A first terminal is comprised of an amplifier that generally amplifies small signals to large signals in wireless equipment, for example a portable phone, TV, etc. This amplifier is made to have an amplifying operation having low noise and high gain characteristics when the signal is very small. But linearity is demanded rather than the amplifying operation when the signal is relatively large. Therefore, the amplifier satisfies more than two kinds of amplifying modes according to the input signal level, and it is necessary that the amplifier selects one of them in the wireless frequency receiving equipment.
As a low noise amplifier of the prior art, it is disclosed in U.S. Pat. No 6,144,254 that it is possible to switch between a low gain and high gain state.
FIG. 1 shows a circuit diagram of a low noise amplifier disclosed in U.S. Pat. No. 6,144,254.
As shown in FIG. 1, the low noise amplifier comprises a common-emitter BN1 (the first NPN transistor to operate in a high gain state), common-base BN2 (the second NPN transistor to operate in a low gain state), third NPN transistor BN3 (the third NPN transistor for provide bias current in BN2), and resistor R1.
That is, a collector of the first NPN transistor BN1 is connected to an output terminal Pout of an LNA, a base is connected to an input terminal Pin of an LNA and the first bias input terminal Bias1, and an emitter is grounded. The resistor R1 is connected between the first bias input terminal Bias1 and first NPN transistor BN1.
A collector of the second NPN transistor BN2 is connected to the output terminal Pout of the LNA, a base is connected to the second bias input terminal Bias2, and an emitter is connected to the input terminal Pin of LNA and a collector of the third NPN transistor BN3.
A base of BN3 is connected to the third bias input terminal Bias3, and an emitter is grounded.
Hereinafter an operation of the LNA of the prior art is described, referring to FIG. 1.
In the high gain state, the Bias1 is high, and the Bias2 and Bias3 are low. Therefore, the first NPN transistor BN1 is activated and performs the amplifying operation of a high gain, in the high state. Here, the second transistor BN2 and the third transistor BN3 are turned off.
In the low gain state, the Bias2 and Bias3 are high, and the Bias1 is low.
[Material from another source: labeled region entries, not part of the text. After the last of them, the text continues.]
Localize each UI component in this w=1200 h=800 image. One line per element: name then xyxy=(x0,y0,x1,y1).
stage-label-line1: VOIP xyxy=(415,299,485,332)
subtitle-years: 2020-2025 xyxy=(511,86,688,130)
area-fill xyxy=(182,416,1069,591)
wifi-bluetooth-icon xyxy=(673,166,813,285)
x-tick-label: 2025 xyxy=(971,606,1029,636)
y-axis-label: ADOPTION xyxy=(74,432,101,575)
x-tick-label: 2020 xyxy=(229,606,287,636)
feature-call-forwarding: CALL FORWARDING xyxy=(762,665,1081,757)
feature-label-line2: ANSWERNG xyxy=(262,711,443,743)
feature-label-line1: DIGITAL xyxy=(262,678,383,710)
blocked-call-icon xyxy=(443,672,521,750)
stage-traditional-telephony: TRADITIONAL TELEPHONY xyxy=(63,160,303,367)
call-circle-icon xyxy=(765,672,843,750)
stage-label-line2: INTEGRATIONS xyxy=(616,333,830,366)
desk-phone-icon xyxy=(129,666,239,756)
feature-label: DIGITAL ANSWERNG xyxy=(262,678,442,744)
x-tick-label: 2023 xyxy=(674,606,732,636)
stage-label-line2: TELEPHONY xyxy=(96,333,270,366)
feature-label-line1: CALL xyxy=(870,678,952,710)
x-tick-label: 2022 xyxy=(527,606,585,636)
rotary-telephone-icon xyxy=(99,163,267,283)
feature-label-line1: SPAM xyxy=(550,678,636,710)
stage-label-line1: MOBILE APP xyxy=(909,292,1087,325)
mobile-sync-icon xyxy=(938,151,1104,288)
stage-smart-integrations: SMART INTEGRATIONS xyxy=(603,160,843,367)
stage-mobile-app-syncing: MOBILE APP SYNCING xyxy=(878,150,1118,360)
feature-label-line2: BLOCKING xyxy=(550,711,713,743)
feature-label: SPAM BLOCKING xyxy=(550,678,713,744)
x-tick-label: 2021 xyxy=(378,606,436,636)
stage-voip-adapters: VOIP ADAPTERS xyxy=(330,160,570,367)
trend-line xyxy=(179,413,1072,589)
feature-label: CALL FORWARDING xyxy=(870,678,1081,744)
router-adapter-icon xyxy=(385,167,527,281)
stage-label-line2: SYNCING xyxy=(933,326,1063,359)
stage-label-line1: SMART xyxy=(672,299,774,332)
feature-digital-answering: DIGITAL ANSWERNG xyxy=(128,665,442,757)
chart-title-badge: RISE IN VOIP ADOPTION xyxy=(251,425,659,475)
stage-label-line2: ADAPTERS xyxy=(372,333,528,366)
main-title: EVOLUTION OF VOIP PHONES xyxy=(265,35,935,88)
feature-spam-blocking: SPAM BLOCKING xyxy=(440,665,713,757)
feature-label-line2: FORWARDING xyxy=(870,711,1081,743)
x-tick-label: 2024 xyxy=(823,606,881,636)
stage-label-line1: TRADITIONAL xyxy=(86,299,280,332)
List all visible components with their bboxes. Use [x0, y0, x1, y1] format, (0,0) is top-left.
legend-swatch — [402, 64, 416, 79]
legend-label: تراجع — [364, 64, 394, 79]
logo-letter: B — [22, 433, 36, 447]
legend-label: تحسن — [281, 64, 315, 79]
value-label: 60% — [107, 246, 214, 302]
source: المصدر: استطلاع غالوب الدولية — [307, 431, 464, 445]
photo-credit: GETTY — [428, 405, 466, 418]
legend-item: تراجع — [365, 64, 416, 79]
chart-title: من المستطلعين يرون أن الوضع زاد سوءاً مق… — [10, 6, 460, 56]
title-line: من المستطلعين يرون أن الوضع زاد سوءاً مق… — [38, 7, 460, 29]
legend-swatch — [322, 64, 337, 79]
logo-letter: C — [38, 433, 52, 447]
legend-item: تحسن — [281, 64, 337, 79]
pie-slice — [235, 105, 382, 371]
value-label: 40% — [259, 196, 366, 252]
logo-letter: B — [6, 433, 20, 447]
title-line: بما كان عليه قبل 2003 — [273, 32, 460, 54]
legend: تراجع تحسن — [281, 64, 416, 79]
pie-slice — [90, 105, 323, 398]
Therefore, BN2 and BN3 are activated and perform the low gain amplifying operation, in the low gain state. Here, BN1 is turned off.
The low noise amplifier shown in FIG. 1 selects one of the states between high gain and low gain, and then operates the high-gain or low-gain amplifying operation in accordance with the size of the received signal. But, the circuits operated for each gain state are affected by for the load of the other, because input terminals of the emitter-common first NPN transistor BN1 and base-common second NPN transistor BN2 are directly connected to each other, that is the base of BN1 is directly connected to a emitter of BN2, in the low noise amplifier shown in FIG. 1. Namely, when the low noise amplifier operates in a high gain state, the capacitance of an emitter terminal of BN2 acts as a load for high gain circuits. As a result, the gain, matching, and noise characteristics of the high gain state are not good, and the capability of the low noise amplifier is reduced. In addition, when the low noise amplifier operates in the low gain state, the capability of the low gain state is reduced by the capacitance of the base terminal of BN1 in the same way as with the high gain state. Because two mode impedance levels of the input terminal are at substantially the same level, the impedances act as a load against each other.